Pyongyang’s diplomacy is more cunning than many realize and has been so for decades. During the Sino-Soviet split, North Korea adroitly threaded a middle ground between Maoist China and the Soviet Union during their tensest period of rivalry, extracting huge quantities of economic aid with few concessions. Despite all it has done to its own citizens and on the international stage, North Korea has repeatedly managedto get aid from the international community. The absurd headlines emanating from North Korea are tools of deception, not self-delusion.

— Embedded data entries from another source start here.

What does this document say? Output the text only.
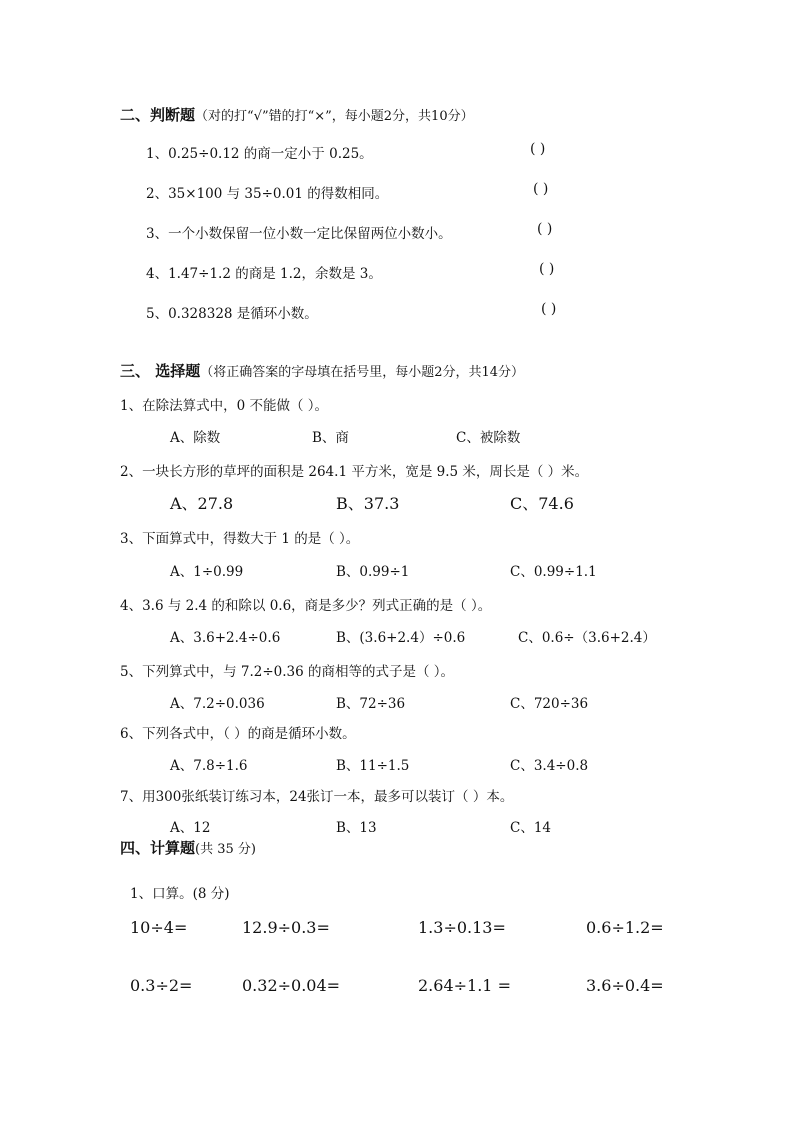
二、判断题（对的打“√”错的打“×”，每小题2分，共10分）
1、0.25÷0.12 的商一定小于 0.25。	( )
2、35×100 与 35÷0.01 的得数相同。	( )
3、一个小数保留一位小数一定比保留两位小数小。	( )
4、1.47÷1.2 的商是 1.2，余数是 3。	( )
5、0.328328 是循环小数。	( )
三、 选择题（将正确答案的字母填在括号里，每小题2分，共14分）
1、在除法算式中，0 不能做（ ）。
A、除数	B、商	C、被除数
2、一块长方形的草坪的面积是 264.1 平方米，宽是 9.5 米，周长是（ ）米。
A、27.8	B、37.3	C、74.6
3、下面算式中，得数大于 1 的是（ ）。
A、1÷0.99	B、0.99÷1	C、0.99÷1.1
4、3.6 与 2.4 的和除以 0.6，商是多少？列式正确的是（ ）。
A、3.6+2.4÷0.6	B、(3.6+2.4）÷0.6	C、0.6÷（3.6+2.4）
5、下列算式中，与 7.2÷0.36 的商相等的式子是（ ）。
A、7.2÷0.036	B、72÷36	C、720÷36
6、下列各式中，（ ）的商是循环小数。
A、7.8÷1.6	B、11÷1.5	C、3.4÷0.8
7、用300张纸装订练习本，24张订一本，最多可以装订（ ）本。
A、12	B、13	C、14
四、计算题(共 35 分)
1、口算。(8 分)
10÷4=	12.9÷0.3=	1.3÷0.13=	0.6÷1.2=
0.3÷2=	0.32÷0.04=	2.64÷1.1 =	3.6÷0.4=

North Korea’s protector, Beijing, has a fuzzy role in this latest development. It’s not clear if Beijing gave the go-ahead. The presence of the Chinese military delegation in North Korea at the same time that Russian Defense Minister Sergei Shoiguvisits suggests a role for China.

Chinese-North Korean relations, once described by Mao as being close as “lips and teeth,” turned frosty in recent years. Beijing’s hopes for a stable but pliant North Korea have been frustrated by Pyongyang’s saber-rattling and unwillingness to economically reform leading to a cooling of relations by 2017. North Korea’s nuclear program, once seen as a niche tool of plausible deniability in Beijing’s arsenal, became a liability for China as it discovered that you can’t easily control a nuclear power. However, when the U.S. and South Korea made breakthroughs in negotiations, China re-engaged and likely generously increased its aid to North Korea. Pyongyang took the better deal.

Still, there are clear recourses available for American policymakers. Russia is reaching out to pariahs to preserve its ability to stay in the fight—first Iranian drones, and now North Korean artillery. U.S. training and support of the Ukrainian military is, in part, a response to the behavior of an actor that is now turning to one of the vilest regimes on Earth.